Bir ay boyunca oruca alışmış olan insanlar, şevval ayında da altı gün oruç tutmaya büyük bir ilgi göstermiş, ayrıca teravih gibi sıcak bir ilgi ile şevval ayı orucunu sürdüre gelmişlerdir… Elbette bu sıcak ilgi nedensiz deyildir. Nitekim Efendimiz (sas) Hazretleri, şevval ayı orucunun bir yıl oruç tutmuş gibi sevaba vesile olacağını duyurmuş, bu yüzden de bir ay Ramazan orucu tutanlar, şevvalde altı gün oruç tutmakla tüm seneyi oruçlu geçirmiş olma sevabını kaçırmak istememişlerdir. Bu konudaki hadisi ve yorumunu şu şekilde ifade edebiliriz:
“Kim oruçla geçirdiği Ramazan ayından sonraki Şevvâl ayında altı gün oruç tutarsa, tüm seneyi oruçla geçirmiş gibi olur!.“(Riyazü’s-Salihin, C.2,S.510,2.)

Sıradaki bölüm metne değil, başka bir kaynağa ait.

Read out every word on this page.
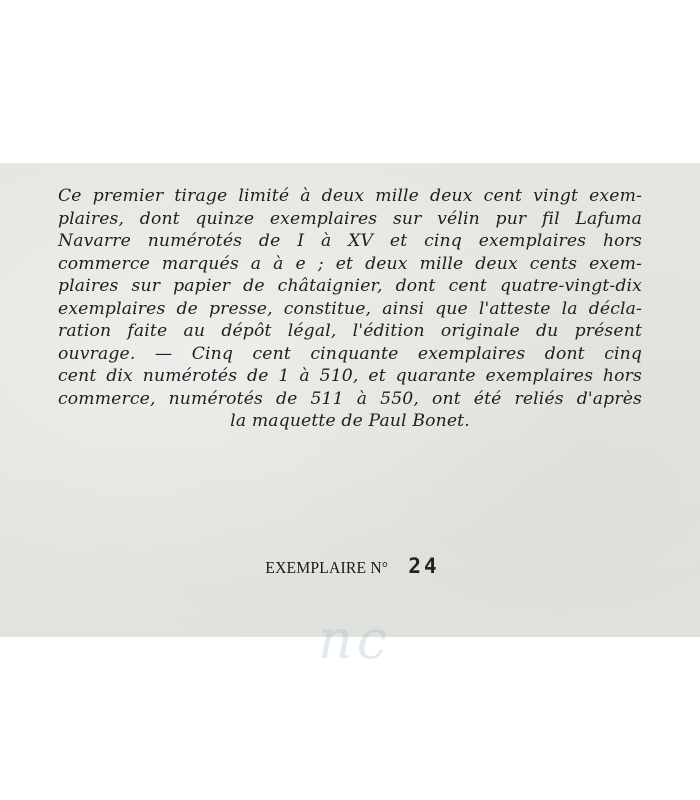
nc
Ce premier tirage limité à deux mille deux cent vingt exem-
plaires, dont quinze exemplaires sur vélin pur fil Lafuma
Navarre numérotés de I à XV et cinq exemplaires hors
commerce marqués a à e ; et deux mille deux cents exem-
plaires sur papier de châtaignier, dont cent quatre-vingt-dix
exemplaires de presse, constitue, ainsi que l'atteste la décla-
ration faite au dépôt légal, l'édition originale du présent
ouvrage. — Cinq cent cinquante exemplaires dont cinq
cent dix numérotés de 1 à 510, et quarante exemplaires hors
commerce, numérotés de 511 à 550, ont été reliés d'après
la maquette de Paul Bonet.
EXEMPLAIRE N° 24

Demek ki, bir aylık Ramazan orucundan sonra Şevvâl’de de altı gün oruç tutarak orucunu otuz altıya çıkaran kimse, tüm seneyi oruçlu geçirmiş gibi sevap almaktadır.
limlerimiz, tüm seneyi oruçla geçirmiş gibi sevap almanın izahını şu şekilde yapmaktalar:
Ramazan boyunca oruç tutan insan her orucuna on sevap almışsa yekûnu üç yüz eder. Şevvâl ayında tuttuğu altı orucuna da onardan altmış sevap alınca, eder üç yüz altmış. Yani bir sene.. Dolayısı ile hadîsin işaret ettiği sırra nâil olur. Bütün yılı oruçla geçirmiş gibi mânevî kazanç elde edebilir.

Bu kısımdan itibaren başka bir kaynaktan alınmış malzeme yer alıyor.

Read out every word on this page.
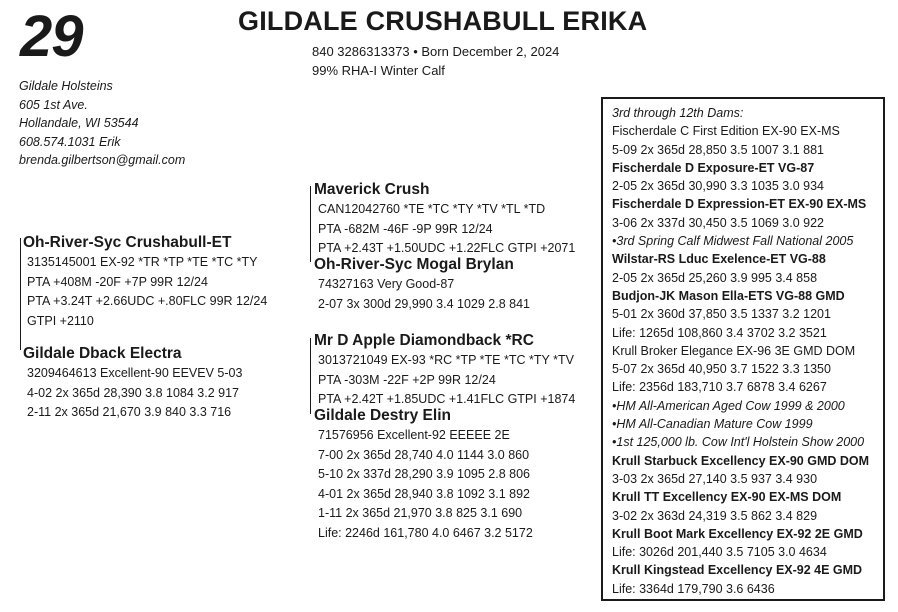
29	GILDALE CRUSHABULL ERIKA
840 3286313373 • Born December 2, 2024
99% RHA-I Winter Calf
Gildale Holsteins
605 1st Ave.
Hollandale, WI 53544
608.574.1031 Erik
brenda.gilbertson@gmail.com
Oh-River-Syc Crushabull-ET
3135145001 EX-92 *TR *TP *TE *TC *TY
PTA +408M -20F +7P 99R 12/24
PTA +3.24T +2.66UDC +.80FLC 99R 12/24
GTPI +2110
Gildale Dback Electra
3209464613 Excellent-90 EEVEV 5-03
4-02 2x 365d 28,390 3.8 1084 3.2 917
2-11 2x 365d 21,670 3.9 840 3.3 716
Maverick Crush
CAN12042760 *TE *TC *TY *TV *TL *TD
PTA -682M -46F -9P 99R 12/24
PTA +2.43T +1.50UDC +1.22FLC GTPI +2071
Oh-River-Syc Mogal Brylan
74327163 Very Good-87
2-07 3x 300d 29,990 3.4 1029 2.8 841
Mr D Apple Diamondback *RC
3013721049 EX-93 *RC *TP *TE *TC *TY *TV
PTA -303M -22F +2P 99R 12/24
PTA +2.42T +1.85UDC +1.41FLC GTPI +1874
Gildale Destry Elin
71576956 Excellent-92 EEEEE 2E
7-00 2x 365d 28,740 4.0 1144 3.0 860
5-10 2x 337d 28,290 3.9 1095 2.8 806
4-01 2x 365d 28,940 3.8 1092 3.1 892
1-11 2x 365d 21,970 3.8 825 3.1 690
Life: 2246d 161,780 4.0 6467 3.2 5172
3rd through 12th Dams:
Fischerdale C First Edition EX-90 EX-MS
5-09 2x 365d 28,850 3.5 1007 3.1 881
Fischerdale D Exposure-ET VG-87
2-05 2x 365d 30,990 3.3 1035 3.0 934
Fischerdale D Expression-ET EX-90 EX-MS
3-06 2x 337d 30,450 3.5 1069 3.0 922
•3rd Spring Calf Midwest Fall National 2005
Wilstar-RS Lduc Exelence-ET VG-88
2-05 2x 365d 25,260 3.9 995 3.4 858
Budjon-JK Mason Ella-ETS VG-88 GMD
5-01 2x 360d 37,850 3.5 1337 3.2 1201
Life: 1265d 108,860 3.4 3702 3.2 3521
Krull Broker Elegance EX-96 3E GMD DOM
5-07 2x 365d 40,950 3.7 1522 3.3 1350
Life: 2356d 183,710 3.7 6878 3.4 6267
•HM All-American Aged Cow 1999 & 2000
•HM All-Canadian Mature Cow 1999
•1st 125,000 lb. Cow Int'l Holstein Show 2000
Krull Starbuck Excellency EX-90 GMD DOM
3-03 2x 365d 27,140 3.5 937 3.4 930
Krull TT Excellency EX-90 EX-MS DOM
3-02 2x 363d 24,319 3.5 862 3.4 829
Krull Boot Mark Excellency EX-92 2E GMD
Life: 3026d 201,440 3.5 7105 3.0 4634
Krull Kingstead Excellency EX-92 4E GMD
Life: 3364d 179,790 3.6 6436
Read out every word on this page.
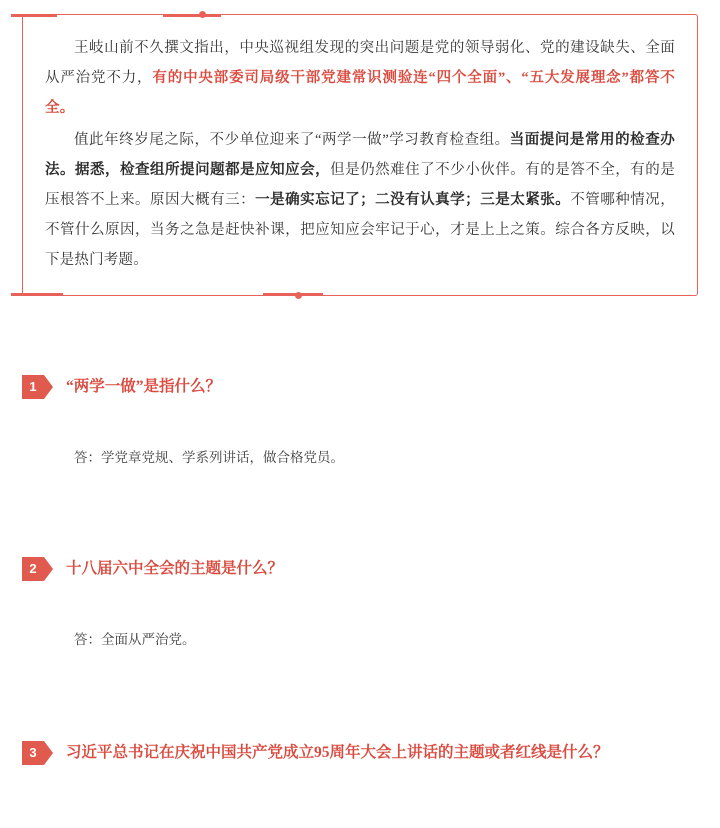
王岐山前不久撰文指出，中央巡视组发现的突出问题是党的领导弱化、党的建设缺失、全面从严治党不力，有的中央部委司局级干部党建常识测验连“四个全面”、“五大发展理念”都答不全。

值此年终岁尾之际，不少单位迎来了“两学一做”学习教育检查组。当面提问是常用的检查办法。据悉，检查组所提问题都是应知应会，但是仍然难住了不少小伙伴。有的是答不全，有的是压根答不上来。原因大概有三：一是确实忘记了；二没有认真学；三是太紧张。不管哪种情况，不管什么原因，当务之急是赶快补课，把应知应会牢记于心，才是上上之策。综合各方反映，以下是热门考题。

1	“两学一做”是指什么？
答：学党章党规、学系列讲话，做合格党员。
2	十八届六中全会的主题是什么？
答：全面从严治党。
3	习近平总书记在庆祝中国共产党成立95周年大会上讲话的主题或者红线是什么？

Aslında bu gibi mânevî konularda esas olan, o işi ihlasla yapmak, büyük bir gönül arzusuyla talip olmak mühimdir. Bâzen öyle oruçlar olur ki, tutanın gönlünde beslediği derin ve sâfî ihlas yüzünden 360 gün deyil, belki 360 yıllık nâfile oruç sevabını alabilir.. İhlas ile kim ne isterse Rabbimiz onu verebilir. Bu bir niyet ve yorum meselesidir.

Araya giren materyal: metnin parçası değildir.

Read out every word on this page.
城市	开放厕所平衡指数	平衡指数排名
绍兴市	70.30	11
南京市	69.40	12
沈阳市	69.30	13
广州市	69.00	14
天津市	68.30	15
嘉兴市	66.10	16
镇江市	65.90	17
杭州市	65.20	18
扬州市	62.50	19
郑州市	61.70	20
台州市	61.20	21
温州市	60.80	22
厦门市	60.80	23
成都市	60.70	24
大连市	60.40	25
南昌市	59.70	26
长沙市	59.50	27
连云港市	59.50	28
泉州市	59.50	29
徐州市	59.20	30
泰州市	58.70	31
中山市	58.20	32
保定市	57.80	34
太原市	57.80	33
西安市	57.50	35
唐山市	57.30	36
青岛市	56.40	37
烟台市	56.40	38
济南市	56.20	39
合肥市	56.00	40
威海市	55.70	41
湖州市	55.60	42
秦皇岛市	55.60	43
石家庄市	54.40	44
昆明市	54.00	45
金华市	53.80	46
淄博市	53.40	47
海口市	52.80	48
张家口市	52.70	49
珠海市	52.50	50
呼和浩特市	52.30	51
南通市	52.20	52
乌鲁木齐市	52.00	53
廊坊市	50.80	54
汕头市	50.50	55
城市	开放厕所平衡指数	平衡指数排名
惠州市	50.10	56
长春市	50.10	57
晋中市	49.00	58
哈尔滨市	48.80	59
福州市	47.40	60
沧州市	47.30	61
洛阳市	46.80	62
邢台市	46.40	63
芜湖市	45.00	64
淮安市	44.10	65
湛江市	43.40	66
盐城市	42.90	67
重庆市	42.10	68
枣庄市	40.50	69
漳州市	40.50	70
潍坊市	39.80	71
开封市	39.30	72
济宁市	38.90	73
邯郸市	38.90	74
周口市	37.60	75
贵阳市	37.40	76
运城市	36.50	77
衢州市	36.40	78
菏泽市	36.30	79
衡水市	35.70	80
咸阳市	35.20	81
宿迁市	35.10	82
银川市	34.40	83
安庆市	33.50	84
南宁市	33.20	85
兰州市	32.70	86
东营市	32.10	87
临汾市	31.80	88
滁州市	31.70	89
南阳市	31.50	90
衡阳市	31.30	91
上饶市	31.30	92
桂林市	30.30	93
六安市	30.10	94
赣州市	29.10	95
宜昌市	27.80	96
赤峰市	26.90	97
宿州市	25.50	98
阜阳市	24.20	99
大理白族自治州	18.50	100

Tıpkı yolun kenarına uzaklardan bir taşı yuvarlayarak zor bela getirip yerleştiren adamla, bu taşı ordan aynı güçlükle uzaklaştıran bir başka adamın niyeti ve yorumu gibi.
Biri düşünmüş ki:
– Bu çölün ortasında yaşlı bir adam yolda giderken bineğine binmek istese, üstüne çıkıp da hayvana binebileceği yüksek bir yer yoktur. Öyleyse şu taşı yuvarlayıp yolun kenarına getireyim de, yolda gitmekte olan yaşlı ve çocuklar hayvanlarına binmek istediklerinde taşın üstüne çıkıp bineklerinin üstüne kolayca atlasınlar, sevabı da bana olsun. Adamın bu hâlis niyetine bakan Rabbimiz ondan ikna olmuş, istediği sevabı ihsan eylemiş.
Böyle güzel niyetle getirilen taşı ordan öfkeyle yuvarlayıp uzaklaştıran adam ise şu şekilde düşünmüş:
– Bu taşı buraya getiren kimse ne kadar da yanlış bir iş yapmış. Hiç düşünmemiş ki, gözleri görmeyenler, karanlıkta fark edemeyenler taşa takılıp yere düşerler. Şu taşı buradan uzaklaştırayım da kimse takılıp yere düşmesin, sevabı da bana olsun.
İşte bu adam da taşı buradan uzaklaştırdığından dolayı Allah rızasını kazanmış, umut ettiği sevaba nail olmuş. Her ikisinde de niyet hâlis, yorum makul…
Biz de sâfi bir niyetle altı gün orucumuzu tutarsak, belki Rabbimiz bu niyetimize, bu bağlılığımıza tüm seneyi oruçlu geçirmiş gibi sevaplar ihsan edebilir, hatâlarımızı affedebilir.. Rabbimizin hudutsuz rahmetine kimse sınır çizemez. Kimse kendi pintiliğini O’ na da şâmil kılamaz.
Bu orucun arka arkaya olması şart deyildir. şevvâl ayı içerisinde olması yeterlidir.
Bir de Ramazan içerisinde tutulamayan oruçlar varsa, önce o borç olanı tutmak da uygun ve meşru olur. Bir an önce borçtan kurtulmayı düşünmek kuşkusuz çok yerindedir. Ancak borcu sonra da tutabilirim diye de düşünebilir.. Bu bir tercih meselesidir. Her ikisi de caizdir.
Bir diğer husus da, Şevval ayında iki bayram arası nikah yapılmaz iddiası vardır ki, artık bu batıl iddia tesirini kaybetmektedir. Çünkü Aişe validemizin nikahı Şevvalde olmuş, kısaca iki bayram arasında yapılmış, ne uğursuzluk, ne de bir başka dinî yasak bahis konusu olmuştur. Bu yanlış yorum şurdan da beslenmiş olabilir. eğer bayram cuma gününe rastlarsa, bayram namazıyla cuma namazı arası iki bayram namazı arasıdır. Böylesine dar bir vakte nikahı sıkıştırmayın, iki bayram namazının dışında yapın nikahınızı, tavsiyesini, Ramazan ve Kurban Bayramı arası gibi geniş zamana yayanlar, bu şekilde bir yanlış anlamaya neden olmuşlardır, diye de düşünülebilir.